Como Bispo, estive muito perto também dos que não creem em Deus. Fiquei com a
persuasão que estes muitas vezes combatem não Deus mas a ideia errada que têm
de Deus. Quanta misericórdia é preciso ter! E também os que erram... É
necessário sermos verdadeiramente o que devemos ser conosco mesmos. Limito-me a
recomendar uma virtude, tão querida pelo Senhor. Disse: Aprendei de mim, que
sou manso e humilde de coração. Arrisco-me a dizer um despropósito, mas sempre
o digo: o Senhor tanto ama a humildade que, às vezes, permite pecados graves.

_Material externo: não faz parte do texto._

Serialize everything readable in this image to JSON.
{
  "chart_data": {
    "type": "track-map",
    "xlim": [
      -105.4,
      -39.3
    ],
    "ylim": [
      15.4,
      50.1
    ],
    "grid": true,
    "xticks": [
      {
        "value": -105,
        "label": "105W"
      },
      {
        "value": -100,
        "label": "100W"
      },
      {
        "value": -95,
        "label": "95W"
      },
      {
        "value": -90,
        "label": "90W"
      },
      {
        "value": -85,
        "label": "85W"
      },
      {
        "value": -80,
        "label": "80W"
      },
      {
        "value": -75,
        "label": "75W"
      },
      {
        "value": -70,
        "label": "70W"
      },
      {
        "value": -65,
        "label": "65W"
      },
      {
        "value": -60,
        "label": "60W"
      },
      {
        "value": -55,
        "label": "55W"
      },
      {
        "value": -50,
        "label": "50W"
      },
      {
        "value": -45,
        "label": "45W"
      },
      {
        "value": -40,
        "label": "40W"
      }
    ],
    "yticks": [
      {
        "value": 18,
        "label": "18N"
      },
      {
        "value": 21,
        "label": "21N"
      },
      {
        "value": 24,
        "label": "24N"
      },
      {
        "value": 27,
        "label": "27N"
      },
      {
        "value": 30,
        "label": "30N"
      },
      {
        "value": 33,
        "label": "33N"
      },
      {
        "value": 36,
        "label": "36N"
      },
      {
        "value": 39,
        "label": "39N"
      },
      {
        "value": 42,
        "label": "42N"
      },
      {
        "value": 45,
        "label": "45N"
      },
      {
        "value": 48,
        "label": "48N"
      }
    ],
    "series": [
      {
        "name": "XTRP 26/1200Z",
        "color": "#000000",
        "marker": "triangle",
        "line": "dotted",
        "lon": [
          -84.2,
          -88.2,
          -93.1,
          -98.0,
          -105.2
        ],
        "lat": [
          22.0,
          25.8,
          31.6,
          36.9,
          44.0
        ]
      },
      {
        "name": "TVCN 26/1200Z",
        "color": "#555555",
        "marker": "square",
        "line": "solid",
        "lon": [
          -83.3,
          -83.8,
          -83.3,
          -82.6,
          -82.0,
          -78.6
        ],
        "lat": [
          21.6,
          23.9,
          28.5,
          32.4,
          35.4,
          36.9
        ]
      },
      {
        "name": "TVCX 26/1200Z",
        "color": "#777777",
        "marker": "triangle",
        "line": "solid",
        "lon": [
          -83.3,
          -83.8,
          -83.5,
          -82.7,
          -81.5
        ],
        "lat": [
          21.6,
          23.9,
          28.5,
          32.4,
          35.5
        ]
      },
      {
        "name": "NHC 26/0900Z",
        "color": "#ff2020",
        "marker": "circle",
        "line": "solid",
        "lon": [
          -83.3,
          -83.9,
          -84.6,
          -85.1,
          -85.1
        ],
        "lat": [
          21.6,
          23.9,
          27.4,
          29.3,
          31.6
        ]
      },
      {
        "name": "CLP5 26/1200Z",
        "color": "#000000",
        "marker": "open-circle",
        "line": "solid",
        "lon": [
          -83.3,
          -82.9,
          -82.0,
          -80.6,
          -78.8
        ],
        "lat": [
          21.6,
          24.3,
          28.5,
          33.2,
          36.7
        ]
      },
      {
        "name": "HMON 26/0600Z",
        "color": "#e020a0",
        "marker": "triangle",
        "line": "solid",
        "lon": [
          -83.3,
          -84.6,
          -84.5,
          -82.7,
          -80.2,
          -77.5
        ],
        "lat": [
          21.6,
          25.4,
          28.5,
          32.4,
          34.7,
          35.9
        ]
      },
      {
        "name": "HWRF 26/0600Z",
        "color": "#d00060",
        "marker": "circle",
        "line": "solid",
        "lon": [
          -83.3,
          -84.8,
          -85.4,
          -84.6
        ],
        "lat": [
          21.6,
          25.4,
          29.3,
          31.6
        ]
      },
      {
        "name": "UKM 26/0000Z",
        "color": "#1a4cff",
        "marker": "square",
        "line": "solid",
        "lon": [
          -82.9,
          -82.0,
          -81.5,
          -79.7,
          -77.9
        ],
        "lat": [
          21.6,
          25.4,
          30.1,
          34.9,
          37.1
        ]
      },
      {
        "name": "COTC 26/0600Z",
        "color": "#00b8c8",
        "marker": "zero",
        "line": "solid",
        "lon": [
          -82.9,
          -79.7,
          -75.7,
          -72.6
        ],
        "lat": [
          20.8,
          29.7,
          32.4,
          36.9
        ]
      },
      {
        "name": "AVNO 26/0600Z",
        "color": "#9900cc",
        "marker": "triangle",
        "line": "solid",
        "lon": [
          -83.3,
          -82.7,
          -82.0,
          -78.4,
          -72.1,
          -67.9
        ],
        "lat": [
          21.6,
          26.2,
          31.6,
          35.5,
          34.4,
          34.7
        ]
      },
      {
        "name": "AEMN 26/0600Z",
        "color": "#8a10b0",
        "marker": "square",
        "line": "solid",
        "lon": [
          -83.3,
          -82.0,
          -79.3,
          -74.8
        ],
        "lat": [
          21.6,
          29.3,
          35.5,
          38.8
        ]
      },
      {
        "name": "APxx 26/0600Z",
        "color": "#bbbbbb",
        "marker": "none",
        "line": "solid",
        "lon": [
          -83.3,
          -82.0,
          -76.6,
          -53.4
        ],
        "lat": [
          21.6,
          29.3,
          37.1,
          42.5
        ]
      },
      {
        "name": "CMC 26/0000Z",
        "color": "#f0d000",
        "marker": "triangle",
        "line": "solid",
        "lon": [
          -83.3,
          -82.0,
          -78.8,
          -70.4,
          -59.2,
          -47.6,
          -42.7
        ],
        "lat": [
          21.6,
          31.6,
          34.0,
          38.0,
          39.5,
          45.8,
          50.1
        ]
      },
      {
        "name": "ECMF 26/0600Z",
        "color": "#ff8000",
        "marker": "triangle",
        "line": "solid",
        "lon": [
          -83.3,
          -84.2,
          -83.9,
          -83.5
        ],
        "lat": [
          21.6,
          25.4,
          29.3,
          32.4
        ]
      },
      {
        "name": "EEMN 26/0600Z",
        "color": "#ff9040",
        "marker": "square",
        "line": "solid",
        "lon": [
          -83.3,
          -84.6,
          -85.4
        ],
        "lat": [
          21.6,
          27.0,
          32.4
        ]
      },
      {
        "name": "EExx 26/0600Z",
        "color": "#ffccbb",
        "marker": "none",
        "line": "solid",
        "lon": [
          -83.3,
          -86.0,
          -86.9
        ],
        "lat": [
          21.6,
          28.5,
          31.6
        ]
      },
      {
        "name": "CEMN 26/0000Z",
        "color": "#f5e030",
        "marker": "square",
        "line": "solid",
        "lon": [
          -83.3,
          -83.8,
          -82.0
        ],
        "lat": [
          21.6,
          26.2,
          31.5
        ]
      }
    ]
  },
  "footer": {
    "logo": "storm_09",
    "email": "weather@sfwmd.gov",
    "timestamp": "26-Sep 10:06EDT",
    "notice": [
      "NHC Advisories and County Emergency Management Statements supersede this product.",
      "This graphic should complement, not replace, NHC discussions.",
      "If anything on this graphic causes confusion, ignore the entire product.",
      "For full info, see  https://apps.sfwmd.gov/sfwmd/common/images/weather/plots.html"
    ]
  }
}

Porquê? Para que, depois de os cometermos - esses pecados - depois,
arrependidos, fiquemos humildes. Não temos assim vontade de nos julgarmos meios
santos, meios anjos, depois de sabermos ter cometido faltas graves. O Senhor
tanto recomendou: sede humildes! Mesmo que tenhais feito grandes coisas, dizei:
“somos servos inúteis”. A tendência, porém, em nós todos, é antes em sentido
contrário: pormo-nos em vista. Mas devemos estar baixinhos, baixinha. Faço
votos por que a vós suceda a mesma coisa.